Três poemas de André Siqueira
André Siqueira. “Sou do interior de São Paulo, Jacareí. Cursei a faculdade de Letras, porém não concluí. Já publiquei de forma independente livretos e em diversas antologias, revistas, blogues e jornais. Mais recentemente um de meus poemas fará parte da antologia Parem as Máquinas do selo Off Flip e sou um dos colaboradores da revista Pixé.

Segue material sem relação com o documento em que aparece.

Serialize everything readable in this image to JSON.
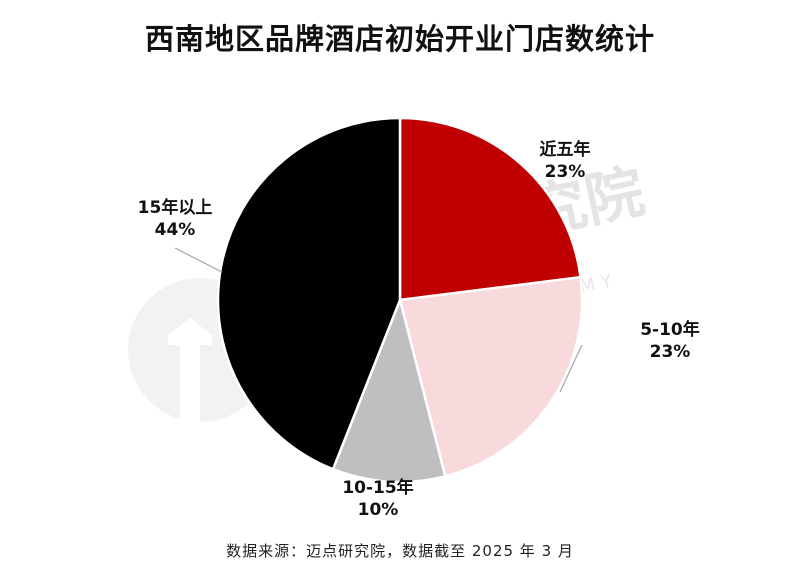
{
  "chart_data": {
    "type": "pie",
    "title": "西南地区品牌酒店初始开业门店数统计",
    "slices": [
      {
        "label": "近五年",
        "value": 23,
        "value_label": "23%",
        "color": "#c00000"
      },
      {
        "label": "5-10年",
        "value": 23,
        "value_label": "23%",
        "color": "#f8d9dc"
      },
      {
        "label": "10-15年",
        "value": 10,
        "value_label": "10%",
        "color": "#bfbfbf"
      },
      {
        "label": "15年以上",
        "value": 44,
        "value_label": "44%",
        "color": "#000000"
      }
    ],
    "start": "12 o'clock",
    "direction": "clockwise",
    "source": "数据来源：迈点研究院，数据截至 2025 年 3 月"
  },
  "watermark": {
    "brand": "点研究院",
    "sub": "DIN ACADEMY"
  }
}
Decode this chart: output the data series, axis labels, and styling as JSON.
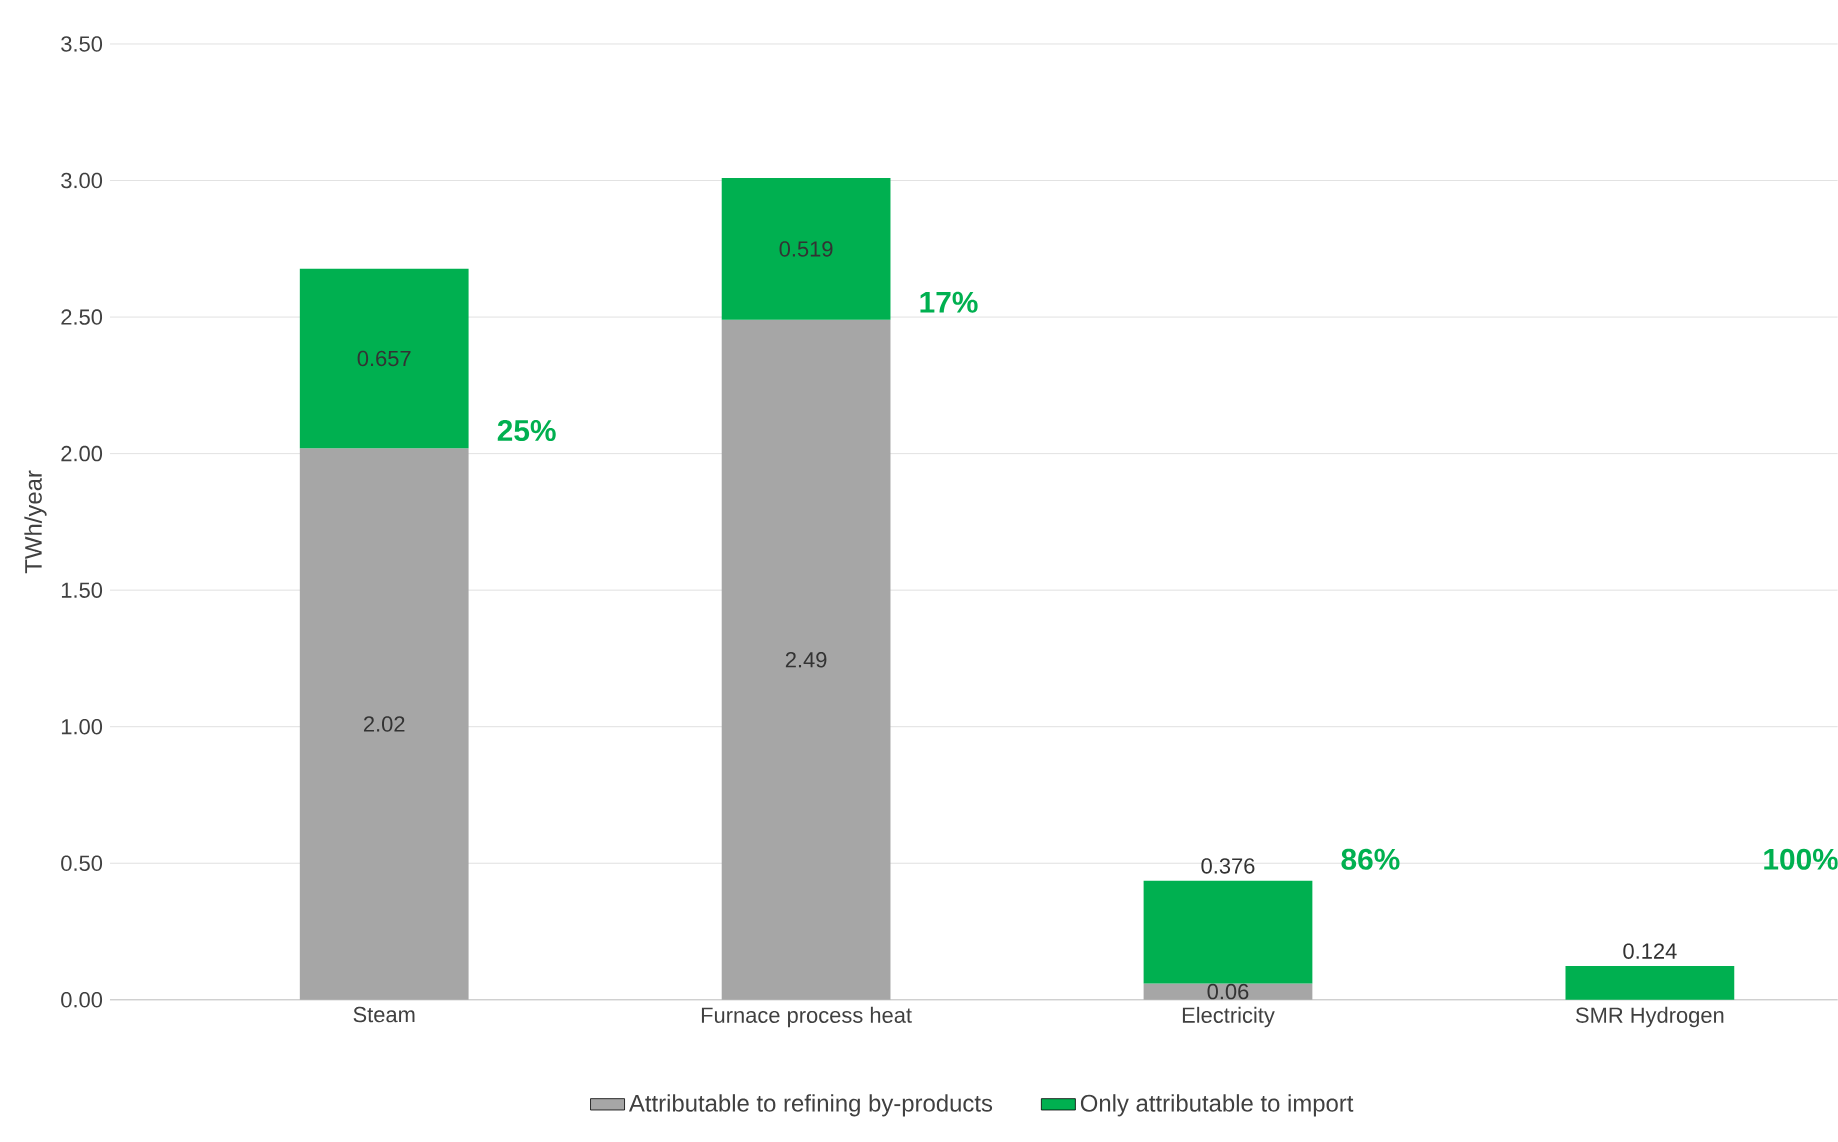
{
  "chart_data": {
    "type": "bar",
    "stacked": true,
    "ylabel": "TWh/year",
    "categories": [
      "Steam",
      "Furnace process heat",
      "Electricity",
      "SMR Hydrogen"
    ],
    "series": [
      {
        "name": "Attributable to refining by-products",
        "color": "#a6a6a6",
        "values": [
          2.02,
          2.49,
          0.06,
          null
        ]
      },
      {
        "name": "Only attributable to import",
        "color": "#00b050",
        "values": [
          0.657,
          0.519,
          0.376,
          0.124
        ]
      }
    ],
    "data_labels": true,
    "ylim": [
      0,
      3.5
    ],
    "yticks": [
      {
        "value": 0,
        "label": "0.00"
      },
      {
        "value": 0.5,
        "label": "0.50"
      },
      {
        "value": 1,
        "label": "1.00"
      },
      {
        "value": 1.5,
        "label": "1.50"
      },
      {
        "value": 2,
        "label": "2.00"
      },
      {
        "value": 2.5,
        "label": "2.50"
      },
      {
        "value": 3,
        "label": "3.00"
      },
      {
        "value": 3.5,
        "label": "3.50"
      }
    ],
    "grid": "y",
    "legend": "bottom",
    "annotations": [
      "25%",
      "17%",
      "86%",
      "100%"
    ]
  }
}
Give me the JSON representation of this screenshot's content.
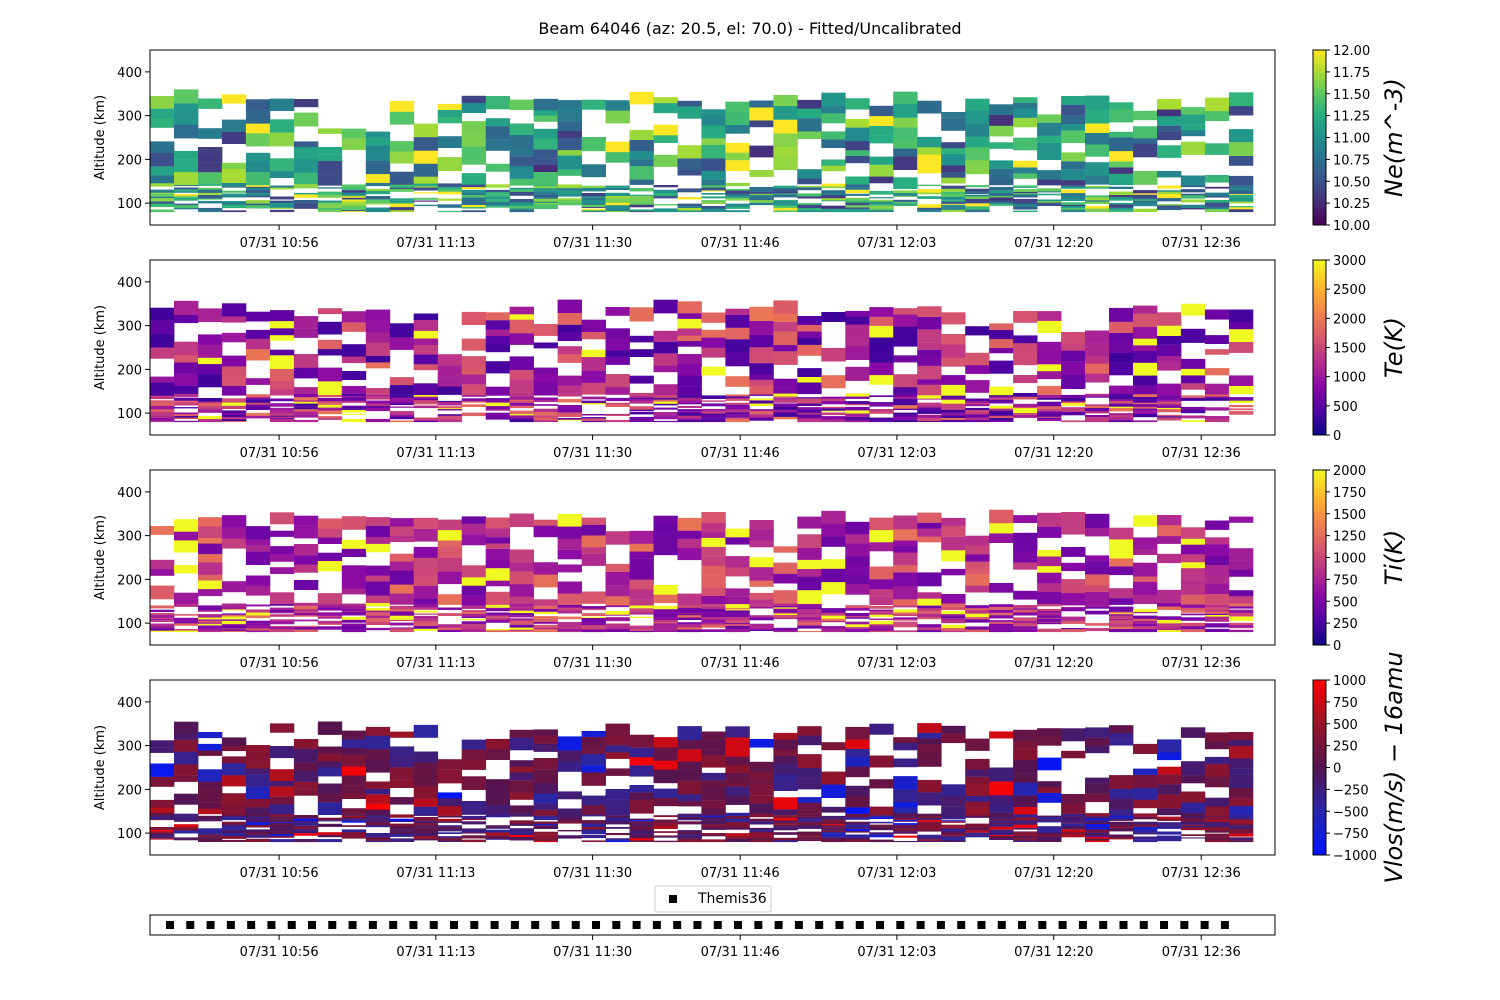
{
  "figure": {
    "title": "Beam 64046 (az: 20.5, el: 70.0) - Fitted/Uncalibrated"
  },
  "chart_data": [
    {
      "type": "heatmap",
      "panel": "ne",
      "ylabel": "Altitude (km)",
      "xlabel": "",
      "x_tick_labels": [
        "07/31 10:56",
        "07/31 11:13",
        "07/31 11:30",
        "07/31 11:46",
        "07/31 12:03",
        "07/31 12:20",
        "07/31 12:36"
      ],
      "x_tick_minutes": [
        56,
        73,
        90,
        106,
        123,
        140,
        156
      ],
      "xlim_minutes": [
        42,
        164
      ],
      "ylim": [
        50,
        450
      ],
      "y_ticks": [
        100,
        200,
        300,
        400
      ],
      "colorbar_label": "Ne(m^-3)",
      "colorbar_range": [
        10.0,
        12.0
      ],
      "colorbar_ticks": [
        "10.00",
        "10.25",
        "10.50",
        "10.75",
        "11.00",
        "11.25",
        "11.50",
        "11.75",
        "12.00"
      ],
      "colormap": "viridis",
      "data_extent_altitude_km": [
        80,
        330
      ],
      "data_extent_minutes": [
        42,
        162
      ],
      "typical_value_range": [
        10.25,
        11.75
      ]
    },
    {
      "type": "heatmap",
      "panel": "te",
      "ylabel": "Altitude (km)",
      "xlabel": "",
      "x_tick_labels": [
        "07/31 10:56",
        "07/31 11:13",
        "07/31 11:30",
        "07/31 11:46",
        "07/31 12:03",
        "07/31 12:20",
        "07/31 12:36"
      ],
      "x_tick_minutes": [
        56,
        73,
        90,
        106,
        123,
        140,
        156
      ],
      "xlim_minutes": [
        42,
        164
      ],
      "ylim": [
        50,
        450
      ],
      "y_ticks": [
        100,
        200,
        300,
        400
      ],
      "colorbar_label": "Te(K)",
      "colorbar_range": [
        0,
        3000
      ],
      "colorbar_ticks": [
        "0",
        "500",
        "1000",
        "1500",
        "2000",
        "2500",
        "3000"
      ],
      "colormap": "plasma",
      "data_extent_altitude_km": [
        80,
        330
      ],
      "data_extent_minutes": [
        42,
        162
      ],
      "typical_value_range": [
        300,
        2000
      ]
    },
    {
      "type": "heatmap",
      "panel": "ti",
      "ylabel": "Altitude (km)",
      "xlabel": "",
      "x_tick_labels": [
        "07/31 10:56",
        "07/31 11:13",
        "07/31 11:30",
        "07/31 11:46",
        "07/31 12:03",
        "07/31 12:20",
        "07/31 12:36"
      ],
      "x_tick_minutes": [
        56,
        73,
        90,
        106,
        123,
        140,
        156
      ],
      "xlim_minutes": [
        42,
        164
      ],
      "ylim": [
        50,
        450
      ],
      "y_ticks": [
        100,
        200,
        300,
        400
      ],
      "colorbar_label": "Ti(K)",
      "colorbar_range": [
        0,
        2000
      ],
      "colorbar_ticks": [
        "0",
        "250",
        "500",
        "750",
        "1000",
        "1250",
        "1500",
        "1750",
        "2000"
      ],
      "colormap": "plasma",
      "data_extent_altitude_km": [
        80,
        330
      ],
      "data_extent_minutes": [
        42,
        162
      ],
      "typical_value_range": [
        400,
        1300
      ]
    },
    {
      "type": "heatmap",
      "panel": "vlos",
      "ylabel": "Altitude (km)",
      "xlabel": "",
      "x_tick_labels": [
        "07/31 10:56",
        "07/31 11:13",
        "07/31 11:30",
        "07/31 11:46",
        "07/31 12:03",
        "07/31 12:20",
        "07/31 12:36"
      ],
      "x_tick_minutes": [
        56,
        73,
        90,
        106,
        123,
        140,
        156
      ],
      "xlim_minutes": [
        42,
        164
      ],
      "ylim": [
        50,
        450
      ],
      "y_ticks": [
        100,
        200,
        300,
        400
      ],
      "colorbar_label": "Vlos(m/s) − 16amu",
      "colorbar_range": [
        -1000,
        1000
      ],
      "colorbar_ticks": [
        "−1000",
        "−750",
        "−500",
        "−250",
        "0",
        "250",
        "500",
        "750",
        "1000"
      ],
      "colormap": "bwr_dark",
      "data_extent_altitude_km": [
        80,
        330
      ],
      "data_extent_minutes": [
        42,
        162
      ],
      "typical_value_range": [
        -1000,
        1000
      ]
    },
    {
      "type": "scatter",
      "panel": "themis",
      "series": [
        {
          "name": "Themis36",
          "marker": "square",
          "color": "#000000",
          "x_start_minutes": 42,
          "x_step_minutes": 2.2,
          "count": 53
        }
      ],
      "x_tick_labels": [
        "07/31 10:56",
        "07/31 11:13",
        "07/31 11:30",
        "07/31 11:46",
        "07/31 12:03",
        "07/31 12:20",
        "07/31 12:36"
      ],
      "x_tick_minutes": [
        56,
        73,
        90,
        106,
        123,
        140,
        156
      ],
      "xlim_minutes": [
        42,
        164
      ],
      "legend_placement": "top-center"
    }
  ]
}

Em breve meu primeiro livro de poesia será publicado por uma editora”.
***
Chá de domingo acinzentado com um senhor em isolamento
numa antiga vitrola
a voz
abri a janela mas não sei se a
pandemia de vida entra
não sei se ainda quero mexer o
rabo quando penso no avanço
das horas, na menopausa, na
calvície da alegria
found found found
perdi perdi-me me vendi
a você pela casa de pisos de caquinhos
marrons de formas assimétricas com cheiro de
passado, barulho de outrora, água de esfolar a alma
numa antiga vitrola
a voz
everyday is like sunday
tomar chá no sofá desfiado pela camomila que quer ser rubente entre Wuhan assombrada e o presidente pisa no meu xerife Woody largado em alguma parte da casa
home is a question mark
é engraçado como a gente se cansa
corto as unhas do comprimento chatíssimo da minha cara crescida, laçada como cabrito dessacralizado
de uma chupada só eu quis a poesia na secura de mim mesmo tão mim que ficará pra trás
será que o carteiro vem?
numa antiga vitrola
a voz
jim jim falls
não dá não
pandemia, viagens canceladas
quero meu dinheiro de volta,
pode ser Deus?
um poema sobre espirro
se você não quer mais
jim jim falls
tá ó quei?
eu não sei até quando isso vai, mas chafurdo no colchão
sempre fui gauche e cantava o barquinho no mar poluído pra não dizer esgoto
jim jim falls
resolve aí
ou melhor
deita aí que a vida te leva de qualquer jeito
numa antiga vitrola
a voz
tomando esse chá de camomila,
cidreira e maracujá
me sinto uma mulher
um filete de sangue
nas gengivas
era só gengivite
a caneca, o chá, o sachê
todo o preparo até o alarme do micro-ondas
tudo é confinamento
tudo analisado, livro aberto
espírito cultivado e mente sã
com pagamento em dia
álcool em gel tinindo e coração aberto
eu vi!
bom mesmo é dormir
***
Quarentena
Os objetos conhecem
os quartos, partes, cômodos,
extensões de remansos
que abrigam toda a gente
íntima do silêncio
isolado na espera
de cada ser fechado.
Testemunhas ocultas
mesmo que emudecidas,
hospedeiros de gente
no vírus desse mundo.
Sem luva sinto, pálido:
os objetos na casa
prosseguem retesados
e infectados de gente.
*
Furor
Li seu e-mail agora há pouco. Faz caluda. Tento ligar os pontos mas que nada. The ordinary boys ao aplicativo do uber com leve blissful sunday afternoon. Vigio o flash dos pássaros em V. Não consigo responder agora. Inseto desfazendo-se na tela do celular. Não consigo responder agora. Cada ruído lá fora é ciranda, um estouro da penumbra dentro. Ventilar a dor.